Francis Thomas Verity (1864-1937) was an English cinema architect during the cinema building boom of the years following World War I.

==Early life==
Verity was born in London, educated at Cranleigh and joined Thomas Verity, his father, in his architectural practice, which specialised in theatre building.

==Career==
Both Veritys brought an interest in ornate Second Empire-style architecture to their early buildings, developing this into grand Beaux Arts in their later works. Many of the surviving buildings have achieved recognition in the late 20th century, becoming listed for their architectural significance.

Frank Verity continued the practice on his father's death in 1891, and Sam Beverley, his son-in-law, joined the practice in the 1920s, which remains active today. The company designed over 25 cinemas, achieving a Royal Institute of British Architects bronze medal for the Shepherd's Bush Pavilion cinema in 1930.

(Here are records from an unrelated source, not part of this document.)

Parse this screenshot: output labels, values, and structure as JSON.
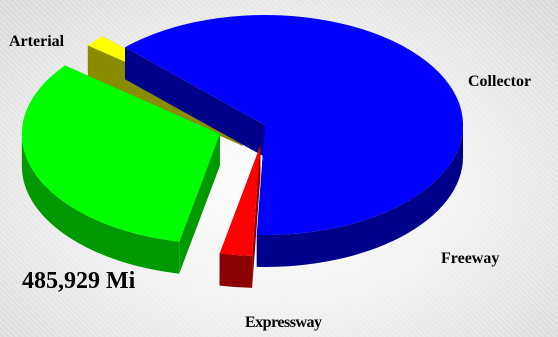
{
  "chart_data": {
    "type": "pie",
    "labels": [
      "Arterial",
      "Collector",
      "Freeway",
      "Expressway"
    ],
    "values": [
      60.0,
      2.5,
      30.8,
      1.7
    ],
    "colors": [
      "#0000ff",
      "#ff0000",
      "#00ff00",
      "#ffff00"
    ],
    "side_colors": [
      "#00008b",
      "#8b0000",
      "#009900",
      "#8b8b00"
    ],
    "total_label": "485,929 Mi",
    "style": "3d-exploded"
  }
}
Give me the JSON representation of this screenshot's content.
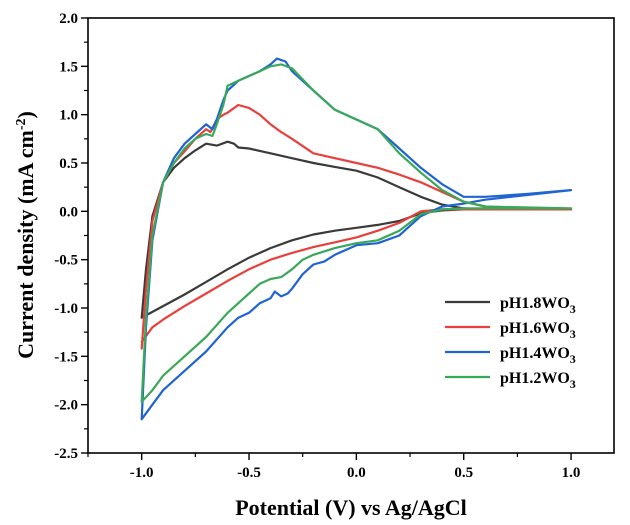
{
  "chart_data": {
    "type": "line",
    "xlabel": "Potential (V) vs Ag/AgCl",
    "ylabel_main": "Current density (mA cm",
    "ylabel_sup": "-2",
    "ylabel_end": ")",
    "xlim": [
      -1.25,
      1.2
    ],
    "ylim": [
      -2.5,
      2.0
    ],
    "xticks": [
      -1.0,
      -0.5,
      0.0,
      0.5,
      1.0
    ],
    "yticks": [
      -2.5,
      -2.0,
      -1.5,
      -1.0,
      -0.5,
      0.0,
      0.5,
      1.0,
      1.5,
      2.0
    ],
    "tick_labels_x": [
      "-1.0",
      "-0.5",
      "0.0",
      "0.5",
      "1.0"
    ],
    "tick_labels_y": [
      "-2.5",
      "-2.0",
      "-1.5",
      "-1.0",
      "-0.5",
      "0.0",
      "0.5",
      "1.0",
      "1.5",
      "2.0"
    ],
    "grid": false,
    "legend_position": "bottom-right",
    "series": [
      {
        "name_main": "pH1.8WO",
        "name_sub": "3",
        "color": "#3a3a3a",
        "x": [
          -1.0,
          -0.98,
          -0.95,
          -0.9,
          -0.85,
          -0.8,
          -0.75,
          -0.7,
          -0.65,
          -0.6,
          -0.57,
          -0.55,
          -0.5,
          -0.4,
          -0.3,
          -0.2,
          -0.1,
          0.0,
          0.1,
          0.2,
          0.3,
          0.4,
          0.5,
          0.6,
          0.8,
          1.0,
          1.0,
          0.8,
          0.6,
          0.5,
          0.4,
          0.3,
          0.2,
          0.1,
          0.0,
          -0.1,
          -0.2,
          -0.3,
          -0.4,
          -0.5,
          -0.6,
          -0.7,
          -0.8,
          -0.9,
          -0.95,
          -1.0
        ],
        "y": [
          -1.1,
          -0.6,
          -0.05,
          0.3,
          0.45,
          0.55,
          0.63,
          0.7,
          0.68,
          0.72,
          0.7,
          0.66,
          0.65,
          0.6,
          0.55,
          0.5,
          0.46,
          0.42,
          0.35,
          0.25,
          0.15,
          0.07,
          0.03,
          0.02,
          0.02,
          0.02,
          0.02,
          0.02,
          0.02,
          0.02,
          0.01,
          -0.02,
          -0.1,
          -0.14,
          -0.17,
          -0.2,
          -0.24,
          -0.3,
          -0.38,
          -0.48,
          -0.6,
          -0.73,
          -0.86,
          -0.98,
          -1.04,
          -1.1
        ]
      },
      {
        "name_main": "pH1.6WO",
        "name_sub": "3",
        "color": "#e8403c",
        "x": [
          -1.0,
          -0.98,
          -0.95,
          -0.9,
          -0.85,
          -0.8,
          -0.75,
          -0.7,
          -0.68,
          -0.65,
          -0.62,
          -0.6,
          -0.55,
          -0.5,
          -0.45,
          -0.4,
          -0.35,
          -0.3,
          -0.2,
          -0.1,
          0.0,
          0.1,
          0.2,
          0.3,
          0.4,
          0.5,
          0.6,
          0.8,
          1.0,
          1.0,
          0.8,
          0.6,
          0.5,
          0.4,
          0.3,
          0.2,
          0.1,
          0.0,
          -0.1,
          -0.2,
          -0.3,
          -0.4,
          -0.5,
          -0.6,
          -0.7,
          -0.8,
          -0.9,
          -0.95,
          -1.0
        ],
        "y": [
          -1.42,
          -0.8,
          -0.1,
          0.3,
          0.5,
          0.62,
          0.75,
          0.85,
          0.82,
          0.95,
          1.0,
          1.02,
          1.1,
          1.07,
          1.0,
          0.9,
          0.82,
          0.75,
          0.6,
          0.55,
          0.5,
          0.45,
          0.38,
          0.3,
          0.2,
          0.1,
          0.05,
          0.02,
          0.02,
          0.02,
          0.02,
          0.02,
          0.02,
          0.02,
          0.0,
          -0.12,
          -0.2,
          -0.27,
          -0.32,
          -0.37,
          -0.43,
          -0.5,
          -0.6,
          -0.72,
          -0.85,
          -0.98,
          -1.12,
          -1.2,
          -1.35
        ]
      },
      {
        "name_main": "pH1.4WO",
        "name_sub": "3",
        "color": "#1f64d1",
        "x": [
          -1.0,
          -0.98,
          -0.95,
          -0.9,
          -0.85,
          -0.8,
          -0.75,
          -0.7,
          -0.67,
          -0.65,
          -0.62,
          -0.6,
          -0.55,
          -0.5,
          -0.45,
          -0.4,
          -0.37,
          -0.33,
          -0.3,
          -0.2,
          -0.1,
          0.0,
          0.1,
          0.2,
          0.3,
          0.4,
          0.5,
          0.6,
          0.8,
          1.0,
          1.0,
          0.8,
          0.6,
          0.5,
          0.4,
          0.35,
          0.3,
          0.25,
          0.2,
          0.1,
          0.0,
          -0.1,
          -0.15,
          -0.2,
          -0.25,
          -0.3,
          -0.32,
          -0.35,
          -0.38,
          -0.4,
          -0.45,
          -0.5,
          -0.55,
          -0.6,
          -0.7,
          -0.8,
          -0.9,
          -0.95,
          -1.0
        ],
        "y": [
          -2.15,
          -1.2,
          -0.3,
          0.3,
          0.55,
          0.7,
          0.8,
          0.9,
          0.85,
          0.95,
          1.15,
          1.25,
          1.35,
          1.4,
          1.45,
          1.52,
          1.58,
          1.55,
          1.45,
          1.25,
          1.05,
          0.95,
          0.85,
          0.65,
          0.45,
          0.28,
          0.15,
          0.15,
          0.18,
          0.22,
          0.22,
          0.17,
          0.12,
          0.08,
          0.05,
          0.0,
          -0.05,
          -0.15,
          -0.25,
          -0.33,
          -0.35,
          -0.45,
          -0.52,
          -0.55,
          -0.65,
          -0.8,
          -0.85,
          -0.88,
          -0.83,
          -0.9,
          -0.95,
          -1.05,
          -1.1,
          -1.2,
          -1.45,
          -1.65,
          -1.85,
          -2.0,
          -2.15
        ]
      },
      {
        "name_main": "pH1.2WO",
        "name_sub": "3",
        "color": "#3aa85a",
        "x": [
          -1.0,
          -0.98,
          -0.95,
          -0.9,
          -0.85,
          -0.8,
          -0.75,
          -0.7,
          -0.67,
          -0.65,
          -0.62,
          -0.6,
          -0.55,
          -0.5,
          -0.45,
          -0.4,
          -0.35,
          -0.3,
          -0.2,
          -0.1,
          0.0,
          0.1,
          0.2,
          0.3,
          0.4,
          0.5,
          0.6,
          0.8,
          1.0,
          1.0,
          0.8,
          0.6,
          0.5,
          0.4,
          0.3,
          0.2,
          0.1,
          0.0,
          -0.1,
          -0.2,
          -0.25,
          -0.3,
          -0.35,
          -0.4,
          -0.45,
          -0.5,
          -0.55,
          -0.6,
          -0.7,
          -0.8,
          -0.9,
          -0.95,
          -1.0
        ],
        "y": [
          -1.97,
          -1.1,
          -0.25,
          0.3,
          0.5,
          0.65,
          0.75,
          0.8,
          0.78,
          0.9,
          1.1,
          1.3,
          1.35,
          1.4,
          1.45,
          1.5,
          1.52,
          1.48,
          1.25,
          1.05,
          0.95,
          0.85,
          0.6,
          0.4,
          0.22,
          0.1,
          0.05,
          0.04,
          0.03,
          0.03,
          0.03,
          0.03,
          0.03,
          0.02,
          -0.03,
          -0.2,
          -0.3,
          -0.33,
          -0.38,
          -0.45,
          -0.5,
          -0.6,
          -0.68,
          -0.7,
          -0.75,
          -0.85,
          -0.95,
          -1.05,
          -1.3,
          -1.5,
          -1.7,
          -1.85,
          -1.97
        ]
      }
    ]
  }
}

Works include no 5 Lisle Street in London's Chinatown, with stepped gables and terracotta cladding. The building was the London office of Pathe films, then later a hospital and now a restaurant.

In 1915 he was the architect of a block of flats on the site of the former Somerset House in Park Lane, the first such building in that important street.

Verity designed many central London premises, including: the Carlton Theatre (1927), now a cinema; the Embassy Theatre (1923) and restaurant in High Holborn, now demolished and the site occupied by offices; and the Plaza Theatre (1926) as a cinema for Paramount - remains in use.